Interfaces Between Grids

In (2+1)D, we have looked so far at numerically solving the parallel-plate transmission line system over regular grids--that is to say, grids whose points can be indexed with respect to some regular coordinate system. We now examine ways of connecting grids of different types, and in particular grids of differing densities of points. The ability to decompose a domain into regions of different grid point densities is especially useful when dealing with boundaries and irregular features (i.e., variations in material parameters) throughout the problem domain; we may use a fine grid to calculate the solution to a problem in such regions, and then a coarse grid everywhere else. The problem, then, is in connecting the various subgrids so that consistency of a numerical method with the original set of equations to be solved can be maintained at the boundaries between the regions. The use of multi-grid techniques in numerical integration had developed into a very large field recently, and we can not hope to summarize the many developments that have taken place, nor even the basic theory. Unfortunately, there is not as yet a single good basic reference; we refer the reader to [140] for an general introduction. Multi-grid methods have been used in the TLM framework, but the structures there employed are somewhat different. In particular, the methods proposed in [88] and [87] (and reviewed in [29]) do not, in general, enforce passivity at an interface between a coarse and fine grid, though they are capable of operating using different time steps in the coarse and fine meshes. The method of [207] is perhaps closer in spirit to that presented here, in that the time step is everywhere the same, but in that case, certain a priori assumptions are made about the fields at the interface.

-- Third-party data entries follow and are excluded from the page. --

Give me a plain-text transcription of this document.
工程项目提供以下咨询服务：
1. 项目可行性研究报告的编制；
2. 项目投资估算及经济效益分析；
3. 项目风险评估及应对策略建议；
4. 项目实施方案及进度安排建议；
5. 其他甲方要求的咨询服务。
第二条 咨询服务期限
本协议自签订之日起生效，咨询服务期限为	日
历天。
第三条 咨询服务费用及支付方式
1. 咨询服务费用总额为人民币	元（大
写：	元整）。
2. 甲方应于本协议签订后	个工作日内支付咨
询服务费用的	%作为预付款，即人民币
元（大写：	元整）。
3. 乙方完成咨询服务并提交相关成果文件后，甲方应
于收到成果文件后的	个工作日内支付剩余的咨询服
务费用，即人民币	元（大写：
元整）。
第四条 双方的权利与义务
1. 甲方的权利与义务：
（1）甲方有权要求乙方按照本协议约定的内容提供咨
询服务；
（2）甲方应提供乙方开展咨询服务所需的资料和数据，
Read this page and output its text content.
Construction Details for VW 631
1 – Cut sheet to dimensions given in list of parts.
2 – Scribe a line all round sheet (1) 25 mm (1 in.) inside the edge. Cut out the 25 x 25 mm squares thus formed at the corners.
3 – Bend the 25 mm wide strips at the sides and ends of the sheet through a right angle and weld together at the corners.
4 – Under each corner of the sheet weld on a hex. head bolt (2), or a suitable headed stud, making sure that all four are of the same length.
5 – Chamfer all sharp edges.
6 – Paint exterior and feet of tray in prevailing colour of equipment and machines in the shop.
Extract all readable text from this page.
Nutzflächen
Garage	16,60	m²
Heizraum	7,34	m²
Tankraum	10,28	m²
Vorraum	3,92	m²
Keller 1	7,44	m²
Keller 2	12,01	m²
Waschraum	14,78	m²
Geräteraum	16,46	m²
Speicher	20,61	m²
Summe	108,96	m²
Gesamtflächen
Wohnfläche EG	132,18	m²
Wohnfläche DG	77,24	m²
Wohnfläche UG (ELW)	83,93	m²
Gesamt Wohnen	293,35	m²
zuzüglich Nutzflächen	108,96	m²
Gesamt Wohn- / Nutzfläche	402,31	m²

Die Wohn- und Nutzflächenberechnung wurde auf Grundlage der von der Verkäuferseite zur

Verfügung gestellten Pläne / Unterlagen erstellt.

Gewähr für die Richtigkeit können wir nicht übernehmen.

We will show that it is in fact possible to devise passive connections between waveguide networks (themselves generally passive, unless sources are present) which operate on different types of grids, so that passivity can be maintained in a global sense--there is, as before, an energy measure for the network which can be expressed as a weighted sum of the squares of the wave variables in the network. In this section, we will look in particular at the lossless, source-free parallel-plate equations in (2+1)D (system (4.58) with $r$ = $g$ = $e$ = $f$ = $h$ = 0 everywhere). Furthermore, for simplicity, we will confine our attention to waveguide networks of type II as described in §4.4; it will be recalled that for type II networks, when $r$ = $e$ = $f$ = 0, there is no scattering at the series junctions, and we need only calculate voltages at the parallel junctions. $l$ and $c$ will still be allowed to vary over the problem domain. (It may be possible to extend the multi-grid methods to be described here to the full lossy system including sources, but we will not pursue this direction here.)